Tuesday, 2 February 2010
Brown's Britain - Anything Goes
In my last post, a fantasy item, the idea that moneyed people would be buying up large enclaves in order to establish personal territories, more or less their own lordships, I thought might be way over the top. Later looking around the web I came across a piece by Nick Cohen in “Comment Is Free” in the “Observer” of Sunday 31 January entitled “It's all aboard the gravy train for Network Rail bosses. While European train users get exemplary service, British rail bosses splash out on Highland estates”. In the past I have ranted on about Fantasy Island Economics but never thought to see them confirmed so absolutely.

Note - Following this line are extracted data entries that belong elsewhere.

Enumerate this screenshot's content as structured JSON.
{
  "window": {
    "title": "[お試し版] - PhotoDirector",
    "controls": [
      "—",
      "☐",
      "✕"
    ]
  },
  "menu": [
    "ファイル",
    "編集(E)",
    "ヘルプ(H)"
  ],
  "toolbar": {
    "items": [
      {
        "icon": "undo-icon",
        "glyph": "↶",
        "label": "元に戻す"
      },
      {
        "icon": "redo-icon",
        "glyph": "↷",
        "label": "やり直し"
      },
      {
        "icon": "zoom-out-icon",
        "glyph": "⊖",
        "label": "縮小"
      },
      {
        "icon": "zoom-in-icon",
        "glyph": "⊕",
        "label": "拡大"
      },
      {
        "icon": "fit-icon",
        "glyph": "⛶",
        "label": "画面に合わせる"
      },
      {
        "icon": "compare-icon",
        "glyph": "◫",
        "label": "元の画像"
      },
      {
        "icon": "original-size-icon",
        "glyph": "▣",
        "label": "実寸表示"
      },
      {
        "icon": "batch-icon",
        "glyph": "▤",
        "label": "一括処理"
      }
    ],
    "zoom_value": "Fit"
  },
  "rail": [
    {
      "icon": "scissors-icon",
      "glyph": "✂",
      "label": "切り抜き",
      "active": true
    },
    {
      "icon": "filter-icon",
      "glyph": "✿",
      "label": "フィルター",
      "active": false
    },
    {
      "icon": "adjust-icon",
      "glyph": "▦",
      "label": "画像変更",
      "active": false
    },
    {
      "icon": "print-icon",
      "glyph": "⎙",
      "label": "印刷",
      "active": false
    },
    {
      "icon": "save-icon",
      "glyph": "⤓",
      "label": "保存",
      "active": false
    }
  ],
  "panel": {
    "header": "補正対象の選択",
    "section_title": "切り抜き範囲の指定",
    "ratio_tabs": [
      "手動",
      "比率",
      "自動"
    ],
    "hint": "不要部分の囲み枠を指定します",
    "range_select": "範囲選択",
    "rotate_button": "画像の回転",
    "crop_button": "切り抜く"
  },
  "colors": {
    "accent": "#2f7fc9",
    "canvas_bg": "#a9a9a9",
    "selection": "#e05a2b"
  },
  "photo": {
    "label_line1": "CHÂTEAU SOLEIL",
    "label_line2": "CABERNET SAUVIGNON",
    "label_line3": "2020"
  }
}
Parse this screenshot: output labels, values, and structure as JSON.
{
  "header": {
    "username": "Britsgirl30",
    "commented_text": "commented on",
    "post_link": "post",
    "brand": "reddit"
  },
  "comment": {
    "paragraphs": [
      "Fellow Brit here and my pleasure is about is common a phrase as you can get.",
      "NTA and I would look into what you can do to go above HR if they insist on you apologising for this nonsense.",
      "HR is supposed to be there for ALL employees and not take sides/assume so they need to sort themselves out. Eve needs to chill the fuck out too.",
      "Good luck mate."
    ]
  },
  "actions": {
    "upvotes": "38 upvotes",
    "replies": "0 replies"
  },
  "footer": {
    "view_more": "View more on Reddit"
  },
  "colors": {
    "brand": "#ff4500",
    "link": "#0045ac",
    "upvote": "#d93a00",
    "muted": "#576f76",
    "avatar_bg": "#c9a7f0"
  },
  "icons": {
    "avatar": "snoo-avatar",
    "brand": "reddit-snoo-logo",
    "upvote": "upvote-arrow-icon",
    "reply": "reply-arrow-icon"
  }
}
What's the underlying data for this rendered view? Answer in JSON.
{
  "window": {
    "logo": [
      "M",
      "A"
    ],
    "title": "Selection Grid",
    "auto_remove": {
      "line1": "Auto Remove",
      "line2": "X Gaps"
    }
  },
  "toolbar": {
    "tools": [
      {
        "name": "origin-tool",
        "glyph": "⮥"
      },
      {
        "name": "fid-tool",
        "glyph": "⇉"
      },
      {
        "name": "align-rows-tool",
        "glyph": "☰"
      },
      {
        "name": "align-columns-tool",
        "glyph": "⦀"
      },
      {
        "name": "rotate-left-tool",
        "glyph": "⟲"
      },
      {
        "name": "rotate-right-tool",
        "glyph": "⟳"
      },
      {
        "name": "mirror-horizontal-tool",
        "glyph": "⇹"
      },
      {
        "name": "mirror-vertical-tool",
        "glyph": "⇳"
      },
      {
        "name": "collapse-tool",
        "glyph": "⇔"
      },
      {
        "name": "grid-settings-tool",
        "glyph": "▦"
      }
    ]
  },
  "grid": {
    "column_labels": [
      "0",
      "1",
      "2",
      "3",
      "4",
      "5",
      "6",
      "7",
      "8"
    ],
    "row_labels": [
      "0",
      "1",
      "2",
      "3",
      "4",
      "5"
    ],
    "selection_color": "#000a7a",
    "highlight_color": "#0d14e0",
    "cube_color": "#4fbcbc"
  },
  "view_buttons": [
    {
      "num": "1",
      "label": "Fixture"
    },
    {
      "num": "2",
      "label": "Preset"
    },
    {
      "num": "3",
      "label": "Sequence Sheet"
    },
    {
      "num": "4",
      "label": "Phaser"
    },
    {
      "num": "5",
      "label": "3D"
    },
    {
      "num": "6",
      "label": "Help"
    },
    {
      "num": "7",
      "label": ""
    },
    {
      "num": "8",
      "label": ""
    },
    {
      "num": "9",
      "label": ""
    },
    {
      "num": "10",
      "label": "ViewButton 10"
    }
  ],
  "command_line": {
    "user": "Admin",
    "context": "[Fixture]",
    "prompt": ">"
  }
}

Iain Coucher, the chief of Network Rail has just purchased a large estate in Argyll fit for any ancient Highland Laird, or more recently the rich and powerful business men who followed them in the 19th and 20th Centuries. As Cohen points out, Coucher, the new Laird of Keills, is none of these, he is to all intents and purposes a civil servant who heads a second rate railway board. Moreover he doesn’t exactly run the trains. His organisation takes care of the signalling, the stations, the tracks and the bridges.
Cohen goes on to say: “It isn't a private company whose managers are accountable to shareholders and independent directors. On the contrary, it receives £4bn a year of public money, and its entire £28bn, five-year investment programme in track, stations and signalling will come from the taxpayers. However, when he created it after the collapse of the privatised Railtrack, Gordon Brown was determined that it would not be a publicly owned either.
As slippery as ever, Brown wanted to engage in Enron accounting and keep the railways' debts off the government accounts. As important as his desire to play games with the national debt was his fear of right-wing newspapers accusing him of being an old Labour socialist. Instead of restoring the former nationalised British Rail, Brown set up Network Rail. As his adviser, Baroness Vadera, explained at the time in an email to ministers, the organisation would be so complex the tabloids wouldn't understand it.”
Others are bound to wonder what exactly it is when it does not fit in to any of the regular and regulated forms of public and business organisation. To invent a new word perhaps one way of describing it is a “Cronygarchy”. It certainly seems to be free of ordinary laws and regulations if some of the reports on the behaviour of senior management are to be believed. It is claimed that 155 payouts with gagging clauses amount to £950,000 have been made. The nature of interwoven payments around Network Rail and connected financial and consultancy firms in which senior people have interests add to the confusion of direction and policy.
When the media take an interest in this, as did The Mail On Sunday, then Network Rail called in legal strike force of Schillings, one of the most expensive firms of libel lawyers in the world. Politicians, naively believing that £4 billion p.a. of taxpayer money might make Network Rail accountable to either Ministers or to Parliament have been told, more or less, to shut up and go away.
Also £5 billion of taxpayer money goes to the private companies, who have their own particular advantages and arrangements. One is to relieve them of the old style ways of dealing with accidents to passengers. It is possible now for potentially fatal accidents to occur and to avoid any investigation or inquiry. The Rail Accident Investigation Board do look at a range of operational matters and cannot avoid dealing with bad smashes which entail deaths and injuries or the more spectacular events at level crossings, but many other accidents are brushed aside.
There has been publicity given already given to the £500+ million support to firms experiencing difficulty and the suggestion that 96% has gone to companies in Labour held constituencies. Less obvious is where the rail money can go. It was striking that in the recent introduction of High Speed Trains on South Eastern all the improvements involved services going from or via Labour held districts. Those that only went through constituencies held by other parties lost 30% of their services causing serious problems for many commuters, many of whom are low paid, never mind all the poorer or disabled travellers who depended on the services.
As we used to say in the parcels office when yet another ancient decrepit coal truck derailed and disrupted services, “What a way to run a railway”.